Qu’est ce que la santé ? C’est le chocolat !

Le groupe Français Cemoi a ouvert récemment une usine de fabrication de chocolat dans le temple du cacao, la Côte d’Ivoire. Point de vue d’une ivoirienne grande consommatrice de chocolat.

La production ivoirienne de cacao représente plus de 35 % des récoltes mondiales, 50 % des recettes d’exportation du pays et surtout les deux tiers des emplois et des revenus de la population ivoirienne, selon la Banque mondiale.

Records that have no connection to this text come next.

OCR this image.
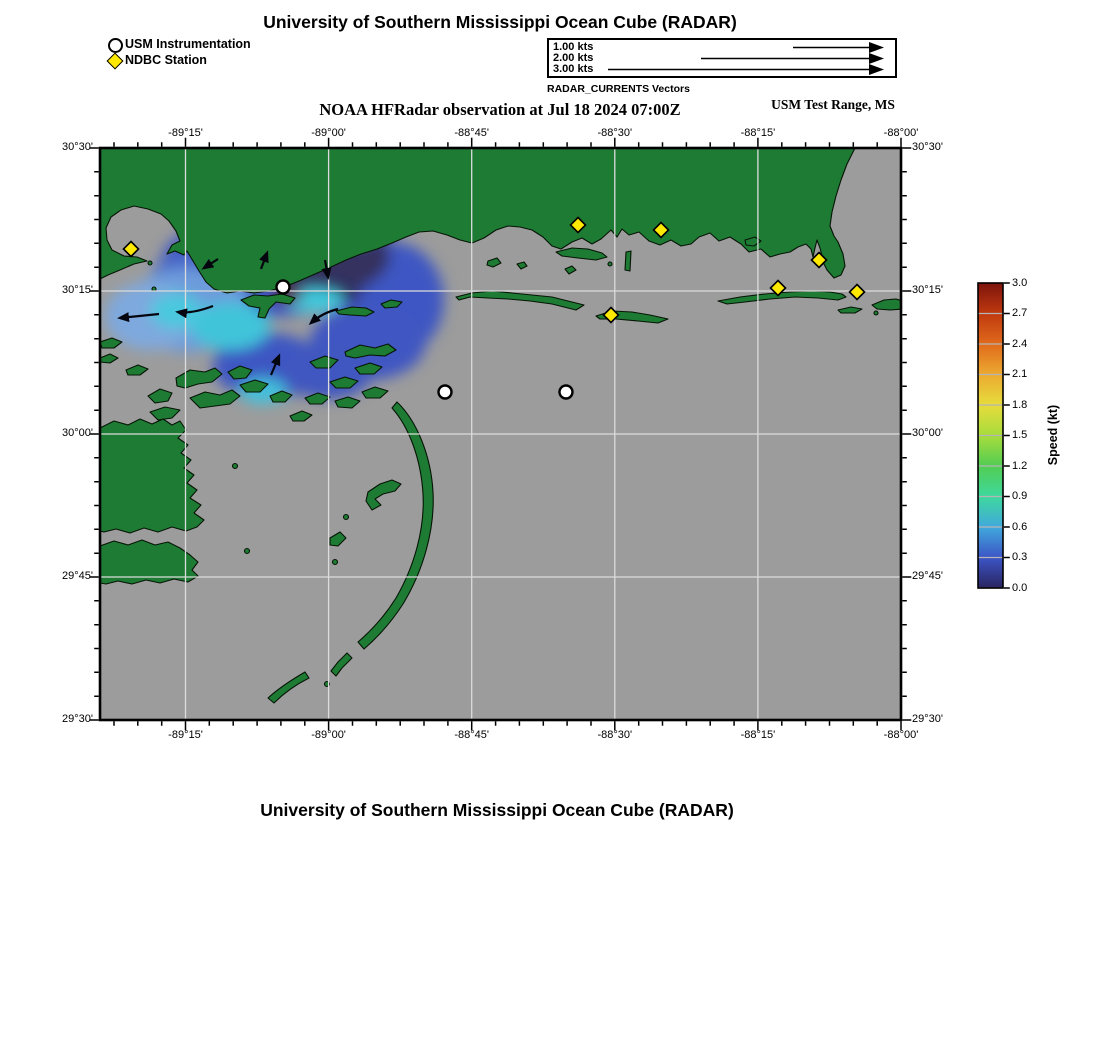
University of Southern Mississippi Ocean Cube (RADAR)
USM Instrumentation
NDBC Station
1.00 kts
2.00 kts
3.00 kts
RADAR_CURRENTS Vectors
NOAA HFRadar observation at Jul 18 2024 07:00Z	USM Test Range, MS
-89°15'	-89°00'	-88°45'	-88°30'	-88°15'	-88°00'
-89°15'	-89°00'	-88°45'	-88°30'	-88°15'	-88°00'
30°30'
30°15'
30°00'
29°45'
29°30'
30°30'
30°15'
30°00'
29°45'
29°30'
3.0
2.7
2.4
2.1
1.8
1.5
1.2
0.9
0.6
0.3
0.0
Speed (kt)
University of Southern Mississippi Ocean Cube (RADAR)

Les profits de l’exportation de fèves de cacao pèsent peu par rapport aux revenus de la fabrication de chocolat, un marché dix fois plus important* sur lequel la Côte d’Ivoire compte se positionner.

chocolat ivoirien

La Côte d’Ivoire broie avant exportation le tiers de sa production locale et compte bien accroitre ce pourcentage à l’horizon 2020. En attendant, c’est avec une grande fierté que le gouvernement ivoirien et le groupe français CEMOI ont inauguré l’usine de transformation de cacao en chocolat à Abidjan, en mai dernier. Précédemment c’était l’usine de transformation primaire du groupe singapourien Olam qui ouvrait ses portes à San Pedro* en mars.

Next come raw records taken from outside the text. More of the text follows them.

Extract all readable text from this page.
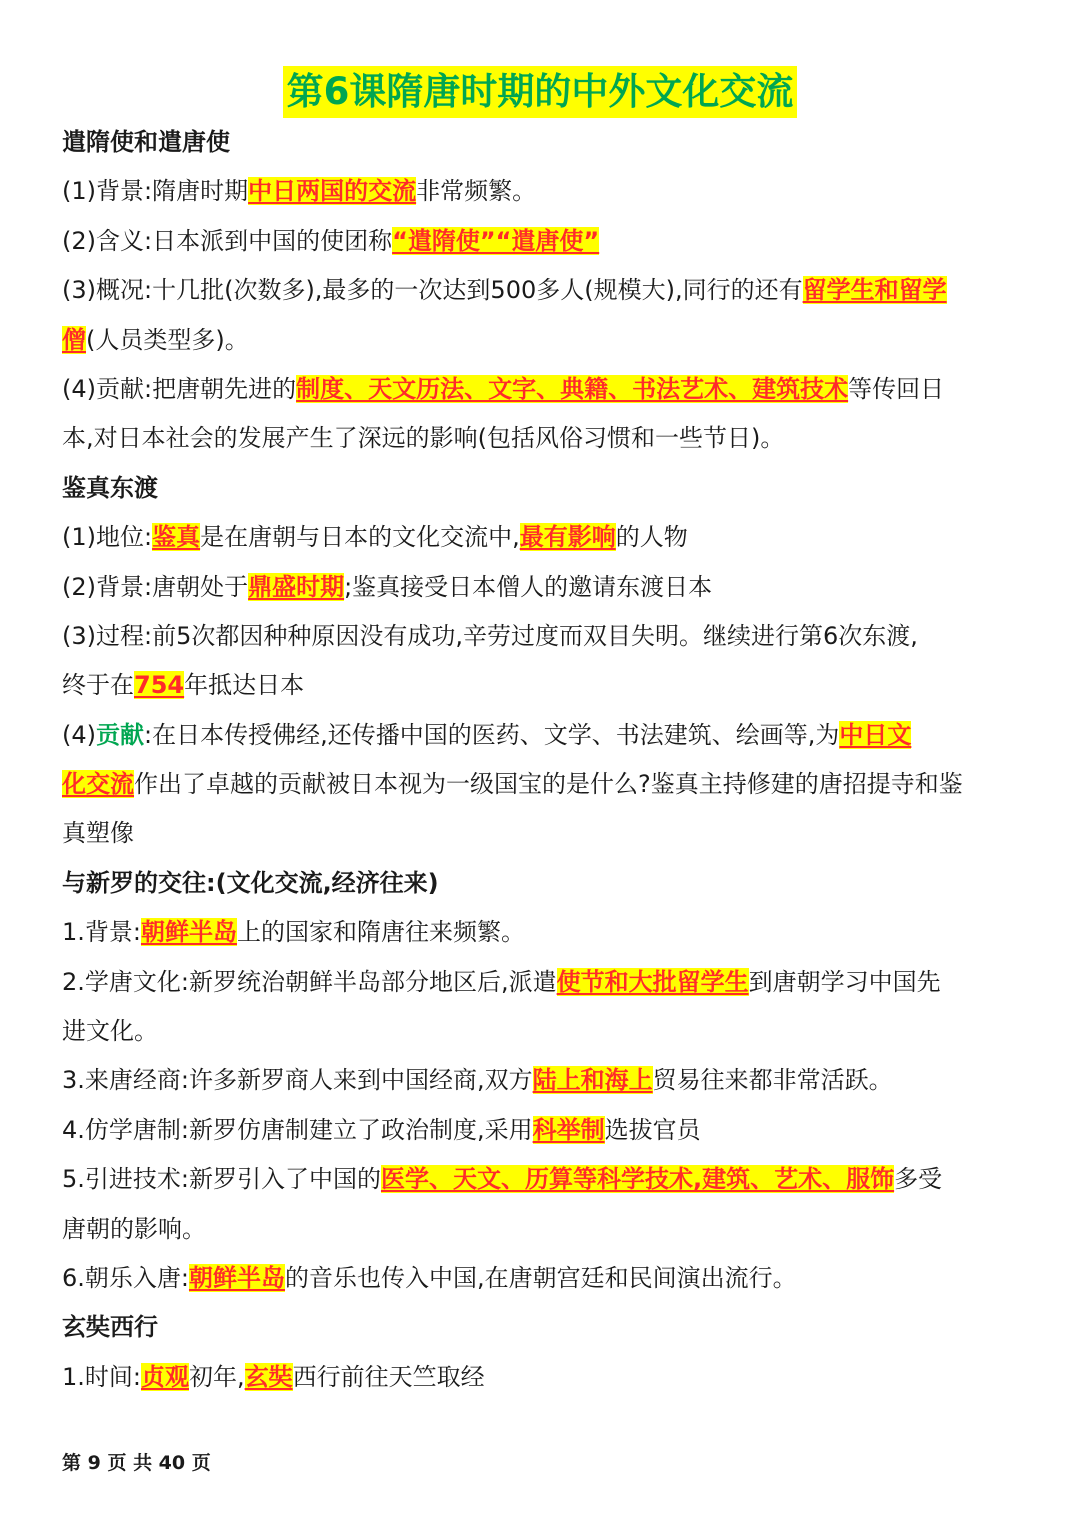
第6课隋唐时期的中外文化交流
遣隋使和遣唐使
(1)背景:隋唐时期中日两国的交流非常频繁。
(2)含义:日本派到中国的使团称“遣隋使”“遣唐使”
(3)概况:十几批(次数多),最多的一次达到500多人(规模大),同行的还有留学生和留学
僧(人员类型多)。
(4)贡献:把唐朝先进的制度、天文历法、文字、典籍、书法艺术、建筑技术等传回日
本,对日本社会的发展产生了深远的影响(包括风俗习惯和一些节日)。
鉴真东渡
(1)地位:鉴真是在唐朝与日本的文化交流中,最有影响的人物
(2)背景:唐朝处于鼎盛时期;鉴真接受日本僧人的邀请东渡日本
(3)过程:前5次都因种种原因没有成功,辛劳过度而双目失明。继续进行第6次东渡,
终于在754年抵达日本
(4)贡献:在日本传授佛经,还传播中国的医药、文学、书法建筑、绘画等,为中日文
化交流作出了卓越的贡献被日本视为一级国宝的是什么?鉴真主持修建的唐招提寺和鉴
真塑像
与新罗的交往:(文化交流,经济往来)
1.背景:朝鲜半岛上的国家和隋唐往来频繁。
2.学唐文化:新罗统治朝鲜半岛部分地区后,派遣使节和大批留学生到唐朝学习中国先
进文化。
3.来唐经商:许多新罗商人来到中国经商,双方陆上和海上贸易往来都非常活跃。
4.仿学唐制:新罗仿唐制建立了政治制度,采用科举制选拔官员
5.引进技术:新罗引入了中国的医学、天文、历算等科学技术,建筑、艺术、服饰多受
唐朝的影响。
6.朝乐入唐:朝鲜半岛的音乐也传入中国,在唐朝宫廷和民间演出流行。
玄奘西行
1.时间:贞观初年,玄奘西行前往天竺取经
第 9 页 共 40 页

Pour moi, jeune ivoirienne consommatrice de chocolat avérée, l’ouverture de cette usine du chocolat a suscité d’abord de l’engouement, puis bien des interrogations.

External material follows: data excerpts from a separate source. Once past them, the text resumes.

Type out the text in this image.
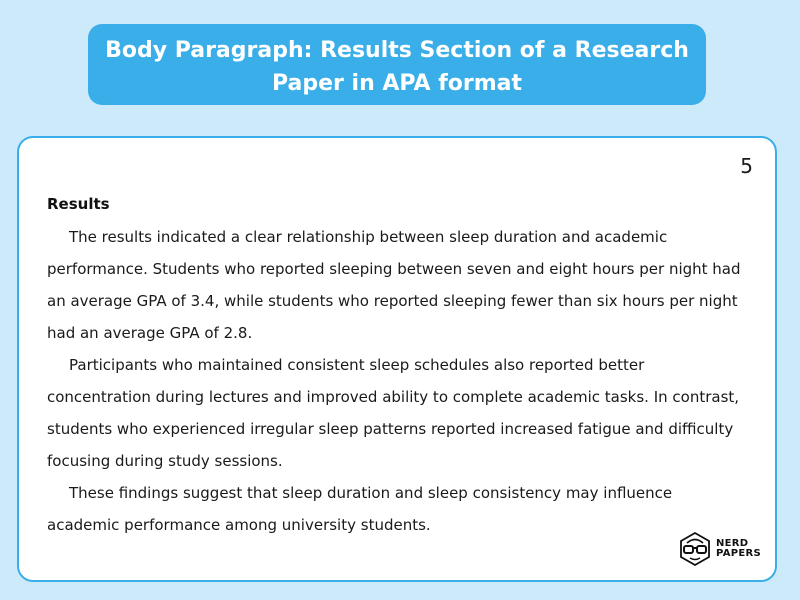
Body Paragraph: Results Section of a Research
Paper in APA format
5
Results

The results indicated a clear relationship between sleep duration and academic performance. Students who reported sleeping between seven and eight hours per night had an average GPA of 3.4, while students who reported sleeping fewer than six hours per night had an average GPA of 2.8.

Participants who maintained consistent sleep schedules also reported better concentration during lectures and improved ability to complete academic tasks. In contrast, students who experienced irregular sleep patterns reported increased fatigue and difficulty focusing during study sessions.

These findings suggest that sleep duration and sleep consistency may influence academic performance among university students.

NERD
PAPERS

Fabriquer du chocolat est une idée qui coule de source lorsqu’on est le premier producteur mondial de sa matière première. Ces usines qui sortent de terre et l’engouement suscité par la Cote d’Ivoire chez les multinationales prouvent bien qu’un certain élan de confiance et de stabilité émane de notre cher pays.

chocolat 2

Cependant, la question que je me pose est de savoir : Pourquoi les autres ? Quel est ce frein qui empêche l’Etat Ivoirien de prendre les devants en créant une usine ivoirienne de transformation du cacao en chocolat ? Pourquoi attendre que le secteur privé, notamment des entreprises étrangères s’en charge ? Est-ce un problème de ressources, de compétences, ou d’enjeux économiques autres qui dépassent l’entendement du citoyen lambda que je suis ?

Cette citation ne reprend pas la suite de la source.